La question est de savoir pourquoi Clarisse se perd ainsi et de connaître la destination finale de sa route. Vicky Krieps lui donne le parfait cachet, entre le remord qu’elle éprouve, en laissant le domicile familial derrière elle, et le désir de surmonter une vérité qui la libérera enfin. L’absence frappe son jeu et pourtant, elle ne s’éloigne jamais très loin du champ, comme pour signifier un soupçon d’espoir dans ce qu’elle traverse. Cette mère, et épouse, fuit ainsi ses responsabilités, mais toute la symbolique du titre vient dérouler la confusion, servie par un montage méticuleux et qui convoque pleinement l’émotion.
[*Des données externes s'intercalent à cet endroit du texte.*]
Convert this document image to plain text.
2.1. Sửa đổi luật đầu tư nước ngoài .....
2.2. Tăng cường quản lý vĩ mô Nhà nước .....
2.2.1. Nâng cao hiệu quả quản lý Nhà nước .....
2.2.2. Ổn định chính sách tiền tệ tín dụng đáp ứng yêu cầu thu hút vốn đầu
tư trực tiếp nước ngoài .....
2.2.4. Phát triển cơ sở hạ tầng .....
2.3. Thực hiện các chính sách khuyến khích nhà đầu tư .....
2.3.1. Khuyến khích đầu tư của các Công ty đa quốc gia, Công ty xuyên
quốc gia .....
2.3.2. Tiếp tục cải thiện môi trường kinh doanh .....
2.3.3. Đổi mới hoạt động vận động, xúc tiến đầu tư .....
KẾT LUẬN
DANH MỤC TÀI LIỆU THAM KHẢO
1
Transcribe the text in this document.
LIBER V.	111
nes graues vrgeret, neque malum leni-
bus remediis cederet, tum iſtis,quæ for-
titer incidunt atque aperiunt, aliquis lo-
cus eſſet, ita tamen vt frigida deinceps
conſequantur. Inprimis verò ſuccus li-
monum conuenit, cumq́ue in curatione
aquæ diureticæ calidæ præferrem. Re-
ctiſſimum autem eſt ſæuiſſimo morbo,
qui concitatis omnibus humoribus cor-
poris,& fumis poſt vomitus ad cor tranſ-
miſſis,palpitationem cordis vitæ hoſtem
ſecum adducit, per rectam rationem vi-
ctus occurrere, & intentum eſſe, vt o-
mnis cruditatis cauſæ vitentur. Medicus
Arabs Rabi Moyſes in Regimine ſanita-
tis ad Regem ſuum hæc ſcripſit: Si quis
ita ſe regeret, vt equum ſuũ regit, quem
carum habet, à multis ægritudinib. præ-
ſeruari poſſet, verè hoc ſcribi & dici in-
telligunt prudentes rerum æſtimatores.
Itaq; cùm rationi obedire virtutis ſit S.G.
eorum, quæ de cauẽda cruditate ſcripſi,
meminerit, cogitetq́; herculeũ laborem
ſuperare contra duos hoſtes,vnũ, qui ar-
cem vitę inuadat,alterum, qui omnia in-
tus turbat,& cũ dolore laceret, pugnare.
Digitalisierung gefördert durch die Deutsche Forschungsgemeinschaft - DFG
Quelques partitions de Mozart, Chopin et Ravel consolideront l’expérience, en plus d’imprégner l’esprit mélancolique de Clarisse.
On associera le son à sa fille, pour qui le piano canalisait son caractère féroce, puis le trait de dessin du fils cadet, pour enfin revenir aux caractéristiques des trains, dont le mari est ingénieur. C’est une forme d’harmonie, que l’on devine anéanti dès la première scène évoquant la rupture. Et ce sera grâce à chaque supposition, bien-fondé ou quelque peu évasive, que le récit gagne à emporter le spectateur dans le même tourment que l’héroïne. Cette prise de conscience s’installe ainsi, parallèlement à nos découvertes et aux enjeux d’acceptation, qui poussent Clarisse à modérer ses habitudes et à exister dans un monde qui ne voit plus que son fantôme. L’espace qu’elle occupe semble alors tenir d’un surréalisme, dès lors qu’elle se retranche derrière un doute, qui nous interpelle également sur la manière de conter un deuil impossible.
Les interrogations se multiplient et valorisent une traversée qui promet une réponse à chacune d’elles, avec la même caresse que Clarisse recherche, peut-être en vain, ou alors à raison. Mathieu Amalric confirme un certain zèle dans la réalisation et élève l’adaptation d’une pièce (jamais jouée) de Claudine Galéa, à un haut degré d’émotions. « Serre Moi Fort » se distingue sans tiret, comme pour isoler chaque entité de cette phrase, qui réclame pourtant une complémentarité. C’est là toute la subtilité du récit d’une femme qui s’échappe, pour finalement retomber sur ses racines.